The longest subsequence-duplicated subsequence and related problems

Motivated by computing duplication patterns in sequences, a new fundamental problem called the longest subsequence-duplicated subsequence (LSDS) is proposed. Given a sequence S of length n, a subsequence-duplicated subsequence is a subsequence of S in the form of $x_1^{d_1}{x}_2^{d_2}\cdots x_k^{d_k}$ with $x_i$ being a subsequence of S, $x_j\ne x_{j+1}$ and $d_i\ge 2$ for all i in $\left[k\right]$ and j in $[k-1]$. We first present an $O\left(n^6\right)$ time algorithm to compute the longest cubic subsequences of all the $O\left(n^2\right)$ substrings of S, improving the trivial $O\left(n^7\right)$ bound. Then, an $O\left(n^6\right)$ time algorithm for computing the longest subsequence-duplicated subsequence (LSDS) of S is obtained. Finally we focus on two variants of this problem.
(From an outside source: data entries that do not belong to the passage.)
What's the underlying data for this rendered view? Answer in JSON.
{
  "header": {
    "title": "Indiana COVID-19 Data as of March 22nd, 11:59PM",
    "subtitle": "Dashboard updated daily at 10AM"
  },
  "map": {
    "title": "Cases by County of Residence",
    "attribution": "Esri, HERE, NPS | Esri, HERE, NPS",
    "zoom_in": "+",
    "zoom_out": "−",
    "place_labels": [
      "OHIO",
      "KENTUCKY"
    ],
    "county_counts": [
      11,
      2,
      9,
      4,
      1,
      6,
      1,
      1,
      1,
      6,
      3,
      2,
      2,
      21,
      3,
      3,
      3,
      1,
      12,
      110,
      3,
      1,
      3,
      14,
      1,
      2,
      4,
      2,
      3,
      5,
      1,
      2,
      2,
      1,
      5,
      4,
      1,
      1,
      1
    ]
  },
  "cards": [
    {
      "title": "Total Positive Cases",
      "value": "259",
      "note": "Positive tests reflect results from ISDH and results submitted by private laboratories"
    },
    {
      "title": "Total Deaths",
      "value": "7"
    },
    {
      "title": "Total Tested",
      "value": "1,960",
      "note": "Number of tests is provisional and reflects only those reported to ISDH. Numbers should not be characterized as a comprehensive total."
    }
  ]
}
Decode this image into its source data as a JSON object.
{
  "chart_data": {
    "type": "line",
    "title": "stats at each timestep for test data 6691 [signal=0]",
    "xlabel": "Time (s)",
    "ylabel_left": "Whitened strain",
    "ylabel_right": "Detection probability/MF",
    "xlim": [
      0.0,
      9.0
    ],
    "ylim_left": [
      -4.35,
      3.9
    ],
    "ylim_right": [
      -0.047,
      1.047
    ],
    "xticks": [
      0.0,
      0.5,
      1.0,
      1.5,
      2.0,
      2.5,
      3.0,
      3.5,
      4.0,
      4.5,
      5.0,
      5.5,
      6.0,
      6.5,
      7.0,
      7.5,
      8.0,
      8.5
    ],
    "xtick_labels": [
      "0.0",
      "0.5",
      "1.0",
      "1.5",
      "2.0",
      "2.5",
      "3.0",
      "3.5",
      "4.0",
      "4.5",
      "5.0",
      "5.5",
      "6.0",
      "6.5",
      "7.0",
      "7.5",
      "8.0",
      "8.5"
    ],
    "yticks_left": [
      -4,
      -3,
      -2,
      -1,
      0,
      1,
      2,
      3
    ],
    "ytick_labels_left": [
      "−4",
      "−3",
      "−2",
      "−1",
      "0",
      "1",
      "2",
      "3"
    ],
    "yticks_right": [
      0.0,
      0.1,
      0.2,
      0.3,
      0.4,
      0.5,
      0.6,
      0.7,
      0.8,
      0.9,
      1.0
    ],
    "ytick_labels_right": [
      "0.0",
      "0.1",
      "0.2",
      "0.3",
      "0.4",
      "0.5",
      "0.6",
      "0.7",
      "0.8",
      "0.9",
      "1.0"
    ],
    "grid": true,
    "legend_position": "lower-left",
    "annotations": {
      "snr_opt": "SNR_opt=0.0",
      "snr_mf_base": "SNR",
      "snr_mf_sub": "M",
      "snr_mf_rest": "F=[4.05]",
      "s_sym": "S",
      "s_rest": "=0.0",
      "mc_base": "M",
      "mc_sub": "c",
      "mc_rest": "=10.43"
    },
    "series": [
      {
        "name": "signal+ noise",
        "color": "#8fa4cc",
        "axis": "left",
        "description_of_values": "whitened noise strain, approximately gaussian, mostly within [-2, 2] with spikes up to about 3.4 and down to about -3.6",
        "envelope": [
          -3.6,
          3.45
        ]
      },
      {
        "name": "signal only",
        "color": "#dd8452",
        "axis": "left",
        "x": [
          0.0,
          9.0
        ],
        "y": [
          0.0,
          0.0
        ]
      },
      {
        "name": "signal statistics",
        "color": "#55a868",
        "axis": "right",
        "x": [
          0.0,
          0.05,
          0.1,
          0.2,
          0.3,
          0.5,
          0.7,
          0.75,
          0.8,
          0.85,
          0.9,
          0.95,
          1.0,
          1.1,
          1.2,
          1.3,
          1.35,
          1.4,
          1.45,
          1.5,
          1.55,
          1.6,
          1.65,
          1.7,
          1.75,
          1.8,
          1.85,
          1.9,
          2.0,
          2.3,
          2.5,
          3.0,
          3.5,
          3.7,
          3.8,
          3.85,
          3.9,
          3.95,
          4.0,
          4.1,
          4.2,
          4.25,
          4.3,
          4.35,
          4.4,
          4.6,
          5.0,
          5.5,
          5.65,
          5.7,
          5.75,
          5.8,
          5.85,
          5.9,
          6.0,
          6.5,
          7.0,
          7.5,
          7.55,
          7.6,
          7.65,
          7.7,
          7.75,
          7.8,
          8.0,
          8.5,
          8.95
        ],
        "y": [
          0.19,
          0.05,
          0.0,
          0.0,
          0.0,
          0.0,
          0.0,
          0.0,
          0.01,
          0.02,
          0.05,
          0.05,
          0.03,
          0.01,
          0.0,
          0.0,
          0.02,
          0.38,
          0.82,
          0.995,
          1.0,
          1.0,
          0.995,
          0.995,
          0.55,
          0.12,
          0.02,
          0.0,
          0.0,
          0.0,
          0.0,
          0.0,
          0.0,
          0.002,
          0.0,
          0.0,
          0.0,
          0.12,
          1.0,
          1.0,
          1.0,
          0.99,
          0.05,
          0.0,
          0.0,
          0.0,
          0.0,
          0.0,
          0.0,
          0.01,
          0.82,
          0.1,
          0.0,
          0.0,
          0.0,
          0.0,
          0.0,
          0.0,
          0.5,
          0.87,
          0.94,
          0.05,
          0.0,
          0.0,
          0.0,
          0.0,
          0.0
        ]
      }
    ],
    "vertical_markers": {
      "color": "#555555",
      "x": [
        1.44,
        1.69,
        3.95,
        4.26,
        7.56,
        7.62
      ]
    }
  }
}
We first consider the constrained version when Σ is unbounded, each letter appears in S at most d times and all the letters in Σ must appear in the solution. We show that the problem is NP-hard for $d=4$, via a reduction from a special version of SAT (which is obtained from 3-COLORING). We then show that when each letter appears in S at most $d=3$ times, then the problem is solvable in $O\left(n^4\right)$ time.